Our younger daughter came from a major city and provincial capital in southeastern China. Like the city itself, our younger daughter’s orphanage has completely changed. Most of the old facility (a model in 1999, with a then new children’s building) has been demolished and the ground has been taken over for still another amongst the many high rises dotting the city skyline facing the Yangtze River, and the remainder of the property (including the once model children’s building) is now used primarily as a senior citizens’ home. The new orphanage, a gleaming, white marble building built around an inner courtyard, has been located completely out of the city to a rice field studded countryside, purportedly because the air is better and the noise is less in the countryside. It was also hinted that many of the children abandoned these days are found in the countryside. Very few young children were actually in this new orphanage when we visited, and those that were there were either small babies who were too ill to be placed in foster homes, or infants with recent surgeries who were recovering, or a handful of older preschoolers who were awaiting adoptions. We were told that many of the orphanage’s charges were actually under the care of foster families, with a few more lodged at the old folks’ home while attending school in the city.

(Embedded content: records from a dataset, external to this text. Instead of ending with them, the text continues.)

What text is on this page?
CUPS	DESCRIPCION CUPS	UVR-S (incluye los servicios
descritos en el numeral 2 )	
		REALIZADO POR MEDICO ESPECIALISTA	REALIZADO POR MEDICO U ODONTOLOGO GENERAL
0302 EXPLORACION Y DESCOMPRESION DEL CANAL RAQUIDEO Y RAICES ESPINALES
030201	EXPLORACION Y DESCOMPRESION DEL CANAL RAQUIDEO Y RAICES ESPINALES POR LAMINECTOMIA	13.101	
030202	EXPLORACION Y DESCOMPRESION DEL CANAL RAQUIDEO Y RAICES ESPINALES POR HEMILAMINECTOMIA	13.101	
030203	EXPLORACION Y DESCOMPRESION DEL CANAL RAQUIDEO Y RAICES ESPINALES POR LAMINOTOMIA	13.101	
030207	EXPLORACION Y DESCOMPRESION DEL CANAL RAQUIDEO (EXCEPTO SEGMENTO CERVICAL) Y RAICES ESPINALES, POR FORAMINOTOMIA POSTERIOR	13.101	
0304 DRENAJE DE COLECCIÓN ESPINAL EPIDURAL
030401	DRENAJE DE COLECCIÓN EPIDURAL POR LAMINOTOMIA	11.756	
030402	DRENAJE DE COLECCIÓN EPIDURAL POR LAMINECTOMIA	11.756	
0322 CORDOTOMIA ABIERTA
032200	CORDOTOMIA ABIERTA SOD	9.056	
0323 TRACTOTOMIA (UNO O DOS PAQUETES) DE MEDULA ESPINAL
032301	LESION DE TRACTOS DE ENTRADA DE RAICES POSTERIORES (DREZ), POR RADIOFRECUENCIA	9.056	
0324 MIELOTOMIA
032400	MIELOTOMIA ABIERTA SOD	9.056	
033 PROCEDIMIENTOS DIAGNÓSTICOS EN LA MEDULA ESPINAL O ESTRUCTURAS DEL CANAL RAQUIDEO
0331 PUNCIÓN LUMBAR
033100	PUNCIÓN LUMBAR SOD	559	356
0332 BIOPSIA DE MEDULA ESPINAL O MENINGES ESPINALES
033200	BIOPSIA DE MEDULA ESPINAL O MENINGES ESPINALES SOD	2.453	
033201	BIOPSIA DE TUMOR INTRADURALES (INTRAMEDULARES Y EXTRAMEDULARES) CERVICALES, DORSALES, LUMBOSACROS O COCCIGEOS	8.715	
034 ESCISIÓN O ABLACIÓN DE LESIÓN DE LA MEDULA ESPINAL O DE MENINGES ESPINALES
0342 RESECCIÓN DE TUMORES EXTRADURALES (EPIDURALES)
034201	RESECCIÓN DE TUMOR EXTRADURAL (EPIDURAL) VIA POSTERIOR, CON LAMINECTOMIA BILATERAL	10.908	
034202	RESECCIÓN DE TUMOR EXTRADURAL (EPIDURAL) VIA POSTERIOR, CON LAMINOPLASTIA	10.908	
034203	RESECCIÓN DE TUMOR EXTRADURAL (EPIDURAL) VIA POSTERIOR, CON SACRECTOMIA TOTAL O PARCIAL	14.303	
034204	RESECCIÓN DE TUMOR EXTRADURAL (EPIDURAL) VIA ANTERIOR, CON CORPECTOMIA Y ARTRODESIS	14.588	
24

With another family, we also visited the Shanghai Social Welfare Institute, a model orphanage with a cheerful, new, state of the art facility and with skilled staff ready to handle healthy and handicapped children, each according to their needs. We were told that the social workers monitor the well-being of the children in the institution, as well as doing weekly visits to foster family homes.
From our experiences during the trip, we were able to make some observations and drew some conclusions. First, there is significantly more affluence in China than there has ever been before. Second, China is demolishing and building things so quickly that it leaves one’s head spinning. With all the new wealth and economic activity, it is not surprising that the economic pressures, and some of the political ones too, that have lead to many past abandonments, are easing—at least in some larger cities in China. That means that, comparatively, a greater percentage of the abandoned children are showing up in rural areas than in the past. Another good sign: the placement of orphans in foster families has increased substantially over the past few years (at least since 1999, when we ourselves last adopted). Nevertheless, there still seems to be a lot of healthy, beautiful Chinese children--boys as well as girls--waiting for adoption into good homes; and there seems to be a commitment by the Chinese to provide these orphaned children with nurturance not only of their physical needs but also of their developmental, social and emotional needs. Still the quality of the care and of the facilities varied substantially depending on where the orphanage was located and the economic health of the region. Thus far, most SWIs do not have the resources to establish and operate a model orphanage, with rehabilitation services and even a hydrotherapy facility, like that now in Shanghai. All told, ours was a wonderful journey that gave our adopted daughters a positive and hopefully memorable trip of their birth country.